In Russia more recently, back in 2014, a large engineering company which employs over 70,000 people and belongs to the government was running up another massive debt and was unable to repay it, so the state revalued the rouble, then converted the debt from US Dollars into roubles, which cancelled the debt.

This meant that all was fine and dandy at the engineering company and it could now be free to operate equally inefficiently and run up another massive debt, but of course the population paid for this, as revaluing the rouble caused the assets and salaries of the public to become practically worthless overnight.

A year later, the rouble nosedived in value, meaning that money was practically worthless.

The streets of Moscow and St Petersburg, large cities home to people with choices, emptied themselves of thousands of people who very soon afterwards could be seen going about their everyday lives on the streets of Chelsea and Belgravia.

This is the problem with policies such as those demonstrated by many Western governments over the past year and a half.
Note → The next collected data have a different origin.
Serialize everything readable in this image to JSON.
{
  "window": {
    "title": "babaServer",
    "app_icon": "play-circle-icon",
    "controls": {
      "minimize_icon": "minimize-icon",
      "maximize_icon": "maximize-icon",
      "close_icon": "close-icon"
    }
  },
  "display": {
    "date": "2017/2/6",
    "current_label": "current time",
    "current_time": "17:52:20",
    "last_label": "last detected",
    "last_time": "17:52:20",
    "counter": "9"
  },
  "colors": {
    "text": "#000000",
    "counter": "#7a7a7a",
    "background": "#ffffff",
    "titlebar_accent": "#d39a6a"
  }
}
You eventually run out of someone else’s money and those conditioned to thinking the government will ‘look after them‘ will be in receipt of a very sharp shock.

A generation before me, there were scenes of people in central Europe going into a bakery to buy a loaf of bread with a basket of bank notes, only to be told by the baker not to give these enormous reams of cash to him as he had nowhere to put it. IE, it was worthless.

One thing’s for sure, though. The Swedish, Mexican and Japanese economies will be just fine.